Re: Unicode->ASCII approximate conversion

From: jon@hackcraft.net
Date: Fri Dec 19 2003 - 07:13:17 EST

Next message: Jungshik Shin: "Re: Unicode->ASCII approximate conversion"

Previous message: Marco Cimarosti: "RE: Unicode->ASCII approximate conversion"
In reply to: Hallvard B Furuseth: "Unicode->ASCII approximate conversion"
Next in thread: Jungshik Shin: "Re: Unicode->ASCII approximate conversion"
Reply: Jungshik Shin: "Re: Unicode->ASCII approximate conversion"
Messages sorted by: [ date ] [ thread ] [ subject ] [ author ] [ attachment ]
Mail actions: [ respond to this message ] [ mail a new topic ]
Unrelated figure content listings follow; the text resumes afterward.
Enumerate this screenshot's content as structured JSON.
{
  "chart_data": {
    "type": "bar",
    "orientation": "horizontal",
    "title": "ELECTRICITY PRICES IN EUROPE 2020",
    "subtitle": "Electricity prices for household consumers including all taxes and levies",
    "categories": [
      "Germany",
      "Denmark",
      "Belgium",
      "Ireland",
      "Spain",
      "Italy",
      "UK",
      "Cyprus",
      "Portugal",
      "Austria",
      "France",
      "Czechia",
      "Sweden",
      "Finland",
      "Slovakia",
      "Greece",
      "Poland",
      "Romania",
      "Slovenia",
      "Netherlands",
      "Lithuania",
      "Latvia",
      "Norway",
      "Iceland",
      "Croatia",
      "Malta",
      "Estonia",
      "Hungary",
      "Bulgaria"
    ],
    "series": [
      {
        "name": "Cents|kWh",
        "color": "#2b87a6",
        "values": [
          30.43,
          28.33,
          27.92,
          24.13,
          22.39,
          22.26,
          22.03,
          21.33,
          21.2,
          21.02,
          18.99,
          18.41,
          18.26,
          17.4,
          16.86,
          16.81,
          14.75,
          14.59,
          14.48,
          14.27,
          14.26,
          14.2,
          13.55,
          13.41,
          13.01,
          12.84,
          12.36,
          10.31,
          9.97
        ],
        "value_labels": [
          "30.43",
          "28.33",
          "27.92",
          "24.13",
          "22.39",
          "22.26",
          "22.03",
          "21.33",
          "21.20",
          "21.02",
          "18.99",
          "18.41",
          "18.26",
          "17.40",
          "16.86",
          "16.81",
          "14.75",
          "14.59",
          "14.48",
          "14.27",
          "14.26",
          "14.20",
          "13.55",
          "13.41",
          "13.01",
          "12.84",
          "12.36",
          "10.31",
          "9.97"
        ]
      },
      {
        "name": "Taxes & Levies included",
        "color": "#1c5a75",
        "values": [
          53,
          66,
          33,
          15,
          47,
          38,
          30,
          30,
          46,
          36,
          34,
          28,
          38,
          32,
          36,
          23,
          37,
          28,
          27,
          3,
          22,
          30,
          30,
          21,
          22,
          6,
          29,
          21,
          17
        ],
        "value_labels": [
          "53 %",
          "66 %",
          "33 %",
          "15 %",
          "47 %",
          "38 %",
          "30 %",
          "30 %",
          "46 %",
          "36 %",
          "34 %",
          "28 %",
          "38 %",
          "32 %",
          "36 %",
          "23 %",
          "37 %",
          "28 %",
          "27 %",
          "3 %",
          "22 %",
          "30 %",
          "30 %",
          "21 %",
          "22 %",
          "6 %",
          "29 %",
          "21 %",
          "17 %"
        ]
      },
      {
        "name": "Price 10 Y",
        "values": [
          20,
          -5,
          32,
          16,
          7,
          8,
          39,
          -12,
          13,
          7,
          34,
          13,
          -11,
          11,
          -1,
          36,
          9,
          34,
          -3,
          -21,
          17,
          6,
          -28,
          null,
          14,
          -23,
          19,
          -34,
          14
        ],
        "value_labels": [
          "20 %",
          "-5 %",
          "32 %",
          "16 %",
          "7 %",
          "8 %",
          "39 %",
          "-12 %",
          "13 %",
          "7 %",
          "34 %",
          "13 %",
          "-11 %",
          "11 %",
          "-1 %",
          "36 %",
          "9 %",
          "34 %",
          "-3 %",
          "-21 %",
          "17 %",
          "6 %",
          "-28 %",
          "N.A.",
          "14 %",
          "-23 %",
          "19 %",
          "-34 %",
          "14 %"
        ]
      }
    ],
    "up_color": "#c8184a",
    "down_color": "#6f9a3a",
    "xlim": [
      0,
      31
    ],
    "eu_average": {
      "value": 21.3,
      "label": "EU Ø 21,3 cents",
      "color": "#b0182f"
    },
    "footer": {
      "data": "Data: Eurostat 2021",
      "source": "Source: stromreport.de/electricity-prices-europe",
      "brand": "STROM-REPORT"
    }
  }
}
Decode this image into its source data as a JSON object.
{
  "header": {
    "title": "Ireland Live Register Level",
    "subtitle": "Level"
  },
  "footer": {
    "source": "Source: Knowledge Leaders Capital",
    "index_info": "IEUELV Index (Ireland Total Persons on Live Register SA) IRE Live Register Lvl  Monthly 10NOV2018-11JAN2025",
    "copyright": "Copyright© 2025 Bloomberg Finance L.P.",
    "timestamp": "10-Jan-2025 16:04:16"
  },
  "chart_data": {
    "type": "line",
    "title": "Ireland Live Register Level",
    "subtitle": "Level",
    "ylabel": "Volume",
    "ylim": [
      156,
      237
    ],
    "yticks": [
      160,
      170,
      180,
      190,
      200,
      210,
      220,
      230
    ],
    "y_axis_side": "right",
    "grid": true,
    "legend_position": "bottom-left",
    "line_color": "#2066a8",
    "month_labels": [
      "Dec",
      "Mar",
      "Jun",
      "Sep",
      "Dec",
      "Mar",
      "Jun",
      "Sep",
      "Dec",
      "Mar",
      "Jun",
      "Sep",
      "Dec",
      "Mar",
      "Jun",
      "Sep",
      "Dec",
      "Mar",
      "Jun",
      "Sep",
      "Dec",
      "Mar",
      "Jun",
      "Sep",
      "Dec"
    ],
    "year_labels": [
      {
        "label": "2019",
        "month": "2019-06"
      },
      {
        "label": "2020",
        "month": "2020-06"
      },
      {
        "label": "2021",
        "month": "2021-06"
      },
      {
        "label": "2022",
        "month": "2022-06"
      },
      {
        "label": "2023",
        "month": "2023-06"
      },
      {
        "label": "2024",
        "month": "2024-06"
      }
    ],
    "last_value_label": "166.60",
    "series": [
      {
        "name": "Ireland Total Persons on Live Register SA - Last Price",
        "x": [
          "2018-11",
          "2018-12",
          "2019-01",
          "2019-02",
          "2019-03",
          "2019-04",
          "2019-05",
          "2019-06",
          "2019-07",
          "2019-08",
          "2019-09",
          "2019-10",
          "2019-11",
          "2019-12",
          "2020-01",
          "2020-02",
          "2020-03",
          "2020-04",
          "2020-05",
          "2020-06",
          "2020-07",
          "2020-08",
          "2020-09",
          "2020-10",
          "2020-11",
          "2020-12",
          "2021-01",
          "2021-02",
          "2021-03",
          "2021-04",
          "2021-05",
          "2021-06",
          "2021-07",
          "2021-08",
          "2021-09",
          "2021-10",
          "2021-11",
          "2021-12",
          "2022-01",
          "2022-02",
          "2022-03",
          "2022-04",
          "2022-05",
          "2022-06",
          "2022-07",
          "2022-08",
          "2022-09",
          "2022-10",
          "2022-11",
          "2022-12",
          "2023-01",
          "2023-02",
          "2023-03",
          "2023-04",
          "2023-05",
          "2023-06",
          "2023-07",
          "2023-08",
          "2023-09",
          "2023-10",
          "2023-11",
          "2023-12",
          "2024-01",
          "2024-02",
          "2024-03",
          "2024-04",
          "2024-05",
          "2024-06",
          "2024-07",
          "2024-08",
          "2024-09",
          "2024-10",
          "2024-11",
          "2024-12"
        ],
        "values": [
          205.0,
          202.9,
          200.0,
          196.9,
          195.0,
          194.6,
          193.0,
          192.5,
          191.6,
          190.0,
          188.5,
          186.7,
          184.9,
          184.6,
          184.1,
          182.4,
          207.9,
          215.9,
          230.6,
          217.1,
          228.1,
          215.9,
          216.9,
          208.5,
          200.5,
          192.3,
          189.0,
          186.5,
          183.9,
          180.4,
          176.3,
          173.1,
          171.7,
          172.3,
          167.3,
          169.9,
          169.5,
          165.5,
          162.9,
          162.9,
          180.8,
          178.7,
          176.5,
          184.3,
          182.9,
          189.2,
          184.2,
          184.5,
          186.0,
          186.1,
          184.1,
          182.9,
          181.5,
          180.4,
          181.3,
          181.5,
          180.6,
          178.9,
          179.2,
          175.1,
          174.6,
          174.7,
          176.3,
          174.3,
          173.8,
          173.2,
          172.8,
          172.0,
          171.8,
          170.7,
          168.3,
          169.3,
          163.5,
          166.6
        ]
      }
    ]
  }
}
Quoting Hallvard B Furuseth <h.b.furuseth@usit.uio.no>:

> I need a function which converts Latin Unicode characters to the closest
> equivalent ASCII characters, e.g. "é" -> "e".
>
> Before I reinvent the wheel, does any public domain or GPL code for this
> already exist?
>
> If not,
> for the most part I expect I can make the mapping from the character
> names, e.g. ignore 'WITH ACUTE' in 'LATIN CAPITAL LETTER O WITH ACUTE'
> in <ftp://ftp.unicode.org/Public/UNIDATA/UnicodeData.txt>.
> Punctuation and other non-letters will be worse, but they are less
> important to me anyway.
>

1. Produce the NFD normalisation of the text.
2. Remove all characters with a non-zero combining class.
3. Some non-ASCII characters may remain (particularly those from non-Latin
scripts) handling of some can be done nicely, but some may require you to raise
an exception or output a replacement character.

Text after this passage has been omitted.